This also makes life directly easier for me as a programmer, because I know in what code files I have to look to understand the behavior of that object.
Even linters use it to that purpose, e.g. resolving call sites by looking at the last isinstance() statement to determine the type.
__subclasshook__ puts this at risk by letting a class lie about its instances.
As an example, consider this class:
class Everything(ABC):
@classmethod
def __subclasshook__(cls, C):
return True
def foo(self):
...
You can now write code like this: if isinstance(x, Everything):
x.foo()
A linter would pass this code without warnings, because it assumes that the if block is only entered if x is in fact an instance of Everything and therefore has the foo() method.But what really happens is that the block is entered for any kind of object, and objects that don't happen to have a foo() method will throw an exception.

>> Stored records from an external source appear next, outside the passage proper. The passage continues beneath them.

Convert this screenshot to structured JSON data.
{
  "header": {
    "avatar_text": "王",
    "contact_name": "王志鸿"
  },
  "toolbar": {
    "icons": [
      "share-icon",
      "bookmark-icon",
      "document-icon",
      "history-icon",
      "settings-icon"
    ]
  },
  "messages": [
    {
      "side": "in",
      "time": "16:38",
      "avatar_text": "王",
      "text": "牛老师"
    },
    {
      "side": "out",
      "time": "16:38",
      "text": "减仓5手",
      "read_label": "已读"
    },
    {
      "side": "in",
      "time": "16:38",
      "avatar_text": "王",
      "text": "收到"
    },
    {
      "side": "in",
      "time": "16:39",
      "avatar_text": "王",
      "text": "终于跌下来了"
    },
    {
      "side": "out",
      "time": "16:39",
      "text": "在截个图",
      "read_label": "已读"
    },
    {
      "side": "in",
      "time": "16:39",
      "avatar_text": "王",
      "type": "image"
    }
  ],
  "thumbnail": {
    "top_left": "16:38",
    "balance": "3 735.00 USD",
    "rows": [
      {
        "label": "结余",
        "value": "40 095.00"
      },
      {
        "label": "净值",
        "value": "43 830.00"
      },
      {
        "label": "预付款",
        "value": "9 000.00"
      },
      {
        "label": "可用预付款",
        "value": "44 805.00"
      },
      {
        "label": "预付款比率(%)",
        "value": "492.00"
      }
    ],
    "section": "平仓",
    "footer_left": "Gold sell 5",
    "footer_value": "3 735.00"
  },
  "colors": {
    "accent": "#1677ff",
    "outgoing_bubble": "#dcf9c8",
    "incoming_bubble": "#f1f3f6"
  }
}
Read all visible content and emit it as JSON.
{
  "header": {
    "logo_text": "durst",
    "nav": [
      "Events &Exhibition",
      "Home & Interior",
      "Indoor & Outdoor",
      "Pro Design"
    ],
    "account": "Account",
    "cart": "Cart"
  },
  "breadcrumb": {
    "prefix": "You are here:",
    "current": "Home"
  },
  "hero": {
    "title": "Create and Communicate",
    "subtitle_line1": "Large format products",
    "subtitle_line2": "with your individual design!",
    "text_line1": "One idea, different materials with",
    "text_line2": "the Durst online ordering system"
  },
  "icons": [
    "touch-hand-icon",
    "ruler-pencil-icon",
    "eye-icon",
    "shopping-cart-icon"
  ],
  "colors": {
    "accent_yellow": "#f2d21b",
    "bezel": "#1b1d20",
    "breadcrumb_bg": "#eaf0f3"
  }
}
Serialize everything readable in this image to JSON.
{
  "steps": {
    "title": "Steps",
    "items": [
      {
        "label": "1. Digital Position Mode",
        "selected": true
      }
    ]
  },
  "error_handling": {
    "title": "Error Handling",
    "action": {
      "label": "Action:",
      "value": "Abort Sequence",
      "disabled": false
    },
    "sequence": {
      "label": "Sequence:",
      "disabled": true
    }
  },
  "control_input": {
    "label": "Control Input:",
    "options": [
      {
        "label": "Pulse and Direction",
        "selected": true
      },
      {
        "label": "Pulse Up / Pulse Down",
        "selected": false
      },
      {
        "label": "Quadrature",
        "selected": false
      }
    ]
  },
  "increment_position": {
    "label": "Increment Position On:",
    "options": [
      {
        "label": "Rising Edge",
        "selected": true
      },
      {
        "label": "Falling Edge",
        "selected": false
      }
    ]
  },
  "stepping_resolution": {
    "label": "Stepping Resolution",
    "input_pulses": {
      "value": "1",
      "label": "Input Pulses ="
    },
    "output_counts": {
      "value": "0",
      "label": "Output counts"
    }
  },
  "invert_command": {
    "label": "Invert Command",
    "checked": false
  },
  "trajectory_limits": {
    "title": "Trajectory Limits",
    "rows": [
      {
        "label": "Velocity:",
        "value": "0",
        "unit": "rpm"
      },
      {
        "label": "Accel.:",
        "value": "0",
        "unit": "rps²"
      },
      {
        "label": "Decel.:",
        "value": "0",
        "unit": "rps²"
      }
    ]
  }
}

It essentially allows the user to check if a class implements an interface, without explicitly inheriting ABC or Protocol. It’s up to the user to ensure the body of the case doesn’t reference any methods or attributes not guaranteed by the subclass hook, but that’s not necessarily bad, just less safe.
All things have a place and time.
Protocols don't need to be explicit superclasses for compile time checks, or for runtime checks if they opt-in with @runtime_checkable, but Protocols are also much newer than __subclass_hook__.